Most individual investors stay focused on generating income and couldn't care less about "total return" analysis that dominates the general media.
But, as 2007 draws to a close, should you think about selling municipal bonds at a loss? Subscribers can read our November edition for a reason to do so, and some ideas on why the strategy can make sense all year long, not just now. If you don't subscribe, do so now to get investing ideas all year long!
Owners of tax-exempt bonds that financed nonprofit hospitals will no doubt be interested in this news. California is allowing many hospitals more time to pursue improvements that strengthen buildings against earthquake risk. This will give hospitals a few more years beyond the original 2008 date, which was set after damage caused by the big Northridge quake. The mandate has caused concern for hospitals that already are financially struggling. Although the change provides more breathing room, it still doesn't provide an answer to the question some struggling hospitals face: How will we pay for this? Maybe the reprieve will help some of them find a way to meet the delayed standards. (If a big quake damages hospitals in coming years, you can imagine the second-guessing that will occur over delayed fixes.)
(Sept. 19) -- California legislators agreed to re-craft a budget to avoid a veto by Governor Arnold Schwarzenegger. The deal might end a delay that saw 80 days pass in the new fiscal year before state officials could pass a budget. The new plan does drop a stupid gimmick of raising withholding on taxpayers and refunding it later to help "close" a $15 billion deficit. The budget still includes the usual smoke and mirrors, and voters must also approve borrowing against lottery revenue and a new process for tapping the rainy day fund. As usual, it pushes problems into the future.
Our advice in September's print edition stands regarding the higher premiums investors should seek on new California bond deals.
(Update: A settlement with the IRS in late July of 2008 removed the cloud over the deal below and many others mentioned in our print editions in recent months.)
Add the $18.74 million ABC Unified School District 2003 General Obligation Refunding Bonds, Series A, to the list.
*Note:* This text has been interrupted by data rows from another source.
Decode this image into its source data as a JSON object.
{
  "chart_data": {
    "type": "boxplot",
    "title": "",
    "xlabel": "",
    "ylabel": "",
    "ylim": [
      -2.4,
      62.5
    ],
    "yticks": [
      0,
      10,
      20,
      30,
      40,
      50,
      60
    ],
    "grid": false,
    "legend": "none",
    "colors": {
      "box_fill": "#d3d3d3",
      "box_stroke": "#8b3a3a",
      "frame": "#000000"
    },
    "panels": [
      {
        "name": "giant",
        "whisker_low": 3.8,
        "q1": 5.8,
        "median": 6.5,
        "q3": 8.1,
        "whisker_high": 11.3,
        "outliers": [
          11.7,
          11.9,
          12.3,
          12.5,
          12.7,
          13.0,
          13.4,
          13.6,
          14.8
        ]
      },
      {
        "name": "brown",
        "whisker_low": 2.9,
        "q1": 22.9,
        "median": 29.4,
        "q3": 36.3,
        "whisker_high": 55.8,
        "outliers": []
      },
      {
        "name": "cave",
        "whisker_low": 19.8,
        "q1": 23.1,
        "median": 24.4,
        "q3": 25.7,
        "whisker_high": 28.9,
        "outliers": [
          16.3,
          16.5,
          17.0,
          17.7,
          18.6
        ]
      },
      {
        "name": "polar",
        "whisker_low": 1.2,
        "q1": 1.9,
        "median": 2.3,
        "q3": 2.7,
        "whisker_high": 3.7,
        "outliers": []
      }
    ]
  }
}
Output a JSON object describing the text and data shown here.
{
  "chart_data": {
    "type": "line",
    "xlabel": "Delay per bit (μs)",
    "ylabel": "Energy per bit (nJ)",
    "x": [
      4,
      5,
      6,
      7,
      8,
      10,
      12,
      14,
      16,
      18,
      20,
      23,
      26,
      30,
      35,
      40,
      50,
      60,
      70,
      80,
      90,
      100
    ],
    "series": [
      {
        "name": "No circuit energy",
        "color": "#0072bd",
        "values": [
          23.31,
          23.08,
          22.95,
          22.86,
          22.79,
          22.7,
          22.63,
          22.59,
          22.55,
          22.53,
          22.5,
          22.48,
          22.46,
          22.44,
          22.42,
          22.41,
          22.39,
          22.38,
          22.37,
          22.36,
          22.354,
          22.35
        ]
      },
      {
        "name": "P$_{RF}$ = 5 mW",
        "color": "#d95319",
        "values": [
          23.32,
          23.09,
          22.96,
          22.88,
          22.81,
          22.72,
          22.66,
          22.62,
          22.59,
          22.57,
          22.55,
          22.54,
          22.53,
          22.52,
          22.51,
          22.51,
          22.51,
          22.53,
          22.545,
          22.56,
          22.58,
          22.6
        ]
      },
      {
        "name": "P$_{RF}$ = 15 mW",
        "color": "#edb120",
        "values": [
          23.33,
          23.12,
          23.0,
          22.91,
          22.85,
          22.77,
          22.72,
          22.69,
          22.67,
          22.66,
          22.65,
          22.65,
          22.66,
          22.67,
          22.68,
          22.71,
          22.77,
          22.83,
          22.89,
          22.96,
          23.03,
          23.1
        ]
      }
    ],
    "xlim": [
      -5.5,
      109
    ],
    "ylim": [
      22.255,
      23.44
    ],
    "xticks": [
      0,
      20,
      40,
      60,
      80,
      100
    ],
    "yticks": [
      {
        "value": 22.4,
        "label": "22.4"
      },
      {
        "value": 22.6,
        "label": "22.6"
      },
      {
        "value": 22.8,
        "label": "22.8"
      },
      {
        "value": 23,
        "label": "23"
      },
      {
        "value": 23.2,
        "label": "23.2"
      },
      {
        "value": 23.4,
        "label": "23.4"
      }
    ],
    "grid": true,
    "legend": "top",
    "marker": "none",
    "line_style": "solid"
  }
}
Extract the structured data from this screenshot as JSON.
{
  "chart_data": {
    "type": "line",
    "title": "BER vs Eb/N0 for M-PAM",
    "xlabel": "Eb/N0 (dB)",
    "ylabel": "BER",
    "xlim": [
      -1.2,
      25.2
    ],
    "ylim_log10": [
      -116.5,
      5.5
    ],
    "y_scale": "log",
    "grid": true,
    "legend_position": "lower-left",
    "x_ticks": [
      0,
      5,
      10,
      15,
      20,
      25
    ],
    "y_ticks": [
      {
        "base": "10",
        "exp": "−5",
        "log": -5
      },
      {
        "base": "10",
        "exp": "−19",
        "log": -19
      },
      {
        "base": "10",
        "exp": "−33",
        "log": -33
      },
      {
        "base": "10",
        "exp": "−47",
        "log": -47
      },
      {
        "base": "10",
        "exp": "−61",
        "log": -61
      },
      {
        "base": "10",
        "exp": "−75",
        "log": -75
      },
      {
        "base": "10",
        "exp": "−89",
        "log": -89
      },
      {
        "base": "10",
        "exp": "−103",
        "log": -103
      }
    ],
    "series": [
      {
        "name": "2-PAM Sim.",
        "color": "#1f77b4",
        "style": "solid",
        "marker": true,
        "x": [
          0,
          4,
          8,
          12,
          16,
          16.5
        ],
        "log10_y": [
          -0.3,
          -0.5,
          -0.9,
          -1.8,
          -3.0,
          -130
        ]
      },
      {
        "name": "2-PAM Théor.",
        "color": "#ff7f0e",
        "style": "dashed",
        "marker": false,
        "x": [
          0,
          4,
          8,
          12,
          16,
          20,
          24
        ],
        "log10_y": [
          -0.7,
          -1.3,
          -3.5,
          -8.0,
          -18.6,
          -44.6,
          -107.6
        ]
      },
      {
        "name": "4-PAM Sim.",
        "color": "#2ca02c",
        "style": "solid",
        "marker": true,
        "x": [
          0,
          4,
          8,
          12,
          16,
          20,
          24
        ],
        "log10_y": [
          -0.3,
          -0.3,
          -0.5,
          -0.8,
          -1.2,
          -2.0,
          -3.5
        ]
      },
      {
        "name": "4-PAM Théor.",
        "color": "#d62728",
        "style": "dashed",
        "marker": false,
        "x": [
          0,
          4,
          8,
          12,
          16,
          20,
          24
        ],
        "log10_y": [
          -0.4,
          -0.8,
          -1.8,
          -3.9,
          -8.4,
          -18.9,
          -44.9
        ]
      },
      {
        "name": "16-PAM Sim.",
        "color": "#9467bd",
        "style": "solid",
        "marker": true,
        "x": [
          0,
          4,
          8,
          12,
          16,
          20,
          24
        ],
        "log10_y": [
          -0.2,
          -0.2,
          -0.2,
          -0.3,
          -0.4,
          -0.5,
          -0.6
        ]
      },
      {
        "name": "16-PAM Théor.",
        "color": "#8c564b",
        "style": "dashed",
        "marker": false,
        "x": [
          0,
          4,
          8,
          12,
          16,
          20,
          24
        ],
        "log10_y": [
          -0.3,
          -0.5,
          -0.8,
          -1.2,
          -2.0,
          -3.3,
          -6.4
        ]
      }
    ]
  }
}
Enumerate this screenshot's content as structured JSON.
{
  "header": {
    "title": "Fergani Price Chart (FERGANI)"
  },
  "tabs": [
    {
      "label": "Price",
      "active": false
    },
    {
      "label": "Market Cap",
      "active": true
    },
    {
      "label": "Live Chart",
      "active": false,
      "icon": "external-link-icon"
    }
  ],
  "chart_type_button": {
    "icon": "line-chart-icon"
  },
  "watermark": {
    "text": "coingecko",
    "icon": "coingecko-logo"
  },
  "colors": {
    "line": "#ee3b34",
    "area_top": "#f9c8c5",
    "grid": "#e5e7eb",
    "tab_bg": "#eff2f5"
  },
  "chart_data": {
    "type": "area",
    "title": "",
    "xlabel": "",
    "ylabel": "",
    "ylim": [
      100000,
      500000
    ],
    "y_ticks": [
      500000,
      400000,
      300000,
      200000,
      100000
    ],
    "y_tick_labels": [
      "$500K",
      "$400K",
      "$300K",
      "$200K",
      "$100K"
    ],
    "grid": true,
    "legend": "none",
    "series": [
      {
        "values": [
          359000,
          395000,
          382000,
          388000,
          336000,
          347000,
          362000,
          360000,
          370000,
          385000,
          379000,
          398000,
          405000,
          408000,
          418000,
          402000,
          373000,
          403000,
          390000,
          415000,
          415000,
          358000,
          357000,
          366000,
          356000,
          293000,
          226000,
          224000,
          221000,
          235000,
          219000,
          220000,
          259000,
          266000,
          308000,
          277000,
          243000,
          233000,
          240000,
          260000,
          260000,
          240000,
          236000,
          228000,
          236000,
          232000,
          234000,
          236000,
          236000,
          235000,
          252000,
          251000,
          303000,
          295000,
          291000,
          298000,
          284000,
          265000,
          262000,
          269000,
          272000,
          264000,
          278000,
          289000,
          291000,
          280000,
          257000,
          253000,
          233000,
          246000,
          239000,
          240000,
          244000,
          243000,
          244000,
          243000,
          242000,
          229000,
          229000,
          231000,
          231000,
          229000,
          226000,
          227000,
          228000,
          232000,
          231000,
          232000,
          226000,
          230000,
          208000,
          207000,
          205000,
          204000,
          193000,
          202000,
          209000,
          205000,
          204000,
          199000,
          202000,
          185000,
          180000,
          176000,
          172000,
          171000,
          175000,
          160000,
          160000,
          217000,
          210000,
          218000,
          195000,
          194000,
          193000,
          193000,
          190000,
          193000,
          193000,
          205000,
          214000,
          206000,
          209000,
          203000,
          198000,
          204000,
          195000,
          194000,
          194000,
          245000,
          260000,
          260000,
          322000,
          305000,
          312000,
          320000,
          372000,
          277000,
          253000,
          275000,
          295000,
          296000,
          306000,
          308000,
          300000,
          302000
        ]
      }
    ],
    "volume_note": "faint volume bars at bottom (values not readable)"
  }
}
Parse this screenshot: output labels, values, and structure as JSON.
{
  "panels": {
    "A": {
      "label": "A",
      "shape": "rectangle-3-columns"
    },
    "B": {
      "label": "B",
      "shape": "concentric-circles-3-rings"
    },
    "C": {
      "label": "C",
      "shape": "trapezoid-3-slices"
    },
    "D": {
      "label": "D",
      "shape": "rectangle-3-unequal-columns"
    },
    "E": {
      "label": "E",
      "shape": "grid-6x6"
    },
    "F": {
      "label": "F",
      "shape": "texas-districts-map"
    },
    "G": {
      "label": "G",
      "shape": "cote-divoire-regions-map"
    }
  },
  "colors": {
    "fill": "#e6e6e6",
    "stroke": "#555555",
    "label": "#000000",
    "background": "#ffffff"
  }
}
The district said the IRS has made "a preliminary determination" that interest on the bonds should be federally taxable, not tax-exempt. As usual, issuers (if appeals fail) tend to seek settlements to protect the tax-exempt status on behalf of bondholders. The underwriter was Kinsell, Newcomb & De Dios. The bond counsel was Best Best & Krieger.
(Update: Our March 2008 print edition lists a summary of recent developments. This older item is posted as a sample.) Bank of the West in early October started the ball rolling for possible foreclosure on part of the land in Temecula Public Financing Authority CFD No. 03-02 (Roripaugh Ranch) unless a default under a loan agreement was cured.
The "notice of default" pertains to a portion of the land owned by Ashby USA LLC, and states the developer owed the bank $7.74 million as of October 4, 2007, according to a recent notice from the public financing authority.
The district backs about $51 million of bonds. Several updates about the problems affecting the developer have been released since last year.
(Aug. 8) -- A settlement and restructuring announced today for ACA Financial Guaranty could be a big plus for holders of municipal bonds backed by this insurer. ACA, which once provided a single-A guarantee, was downgraded because of exposure to riskier subprime mortgage securities.
"ACA's remaining insurance obligations will consist primarily of traditional financial guaranty insurance written on municipal obligations," Maryland Insurance Commissioner Ralph Tyler said in a statement. "The approved restructuring will provide significant protection to ACA's municipal policyholders. ACA will operate as a runoff insurance company while continuing to insure these obligations." We will discuss this matter more in coming days.
(Aug. 12 update) -- Standard & Poor's kept its CCC rating with "developing implications" on ACA until it can evaluate the settlement discussed above. The "potential" for an upgrade will be considered after further analysis, S&P said.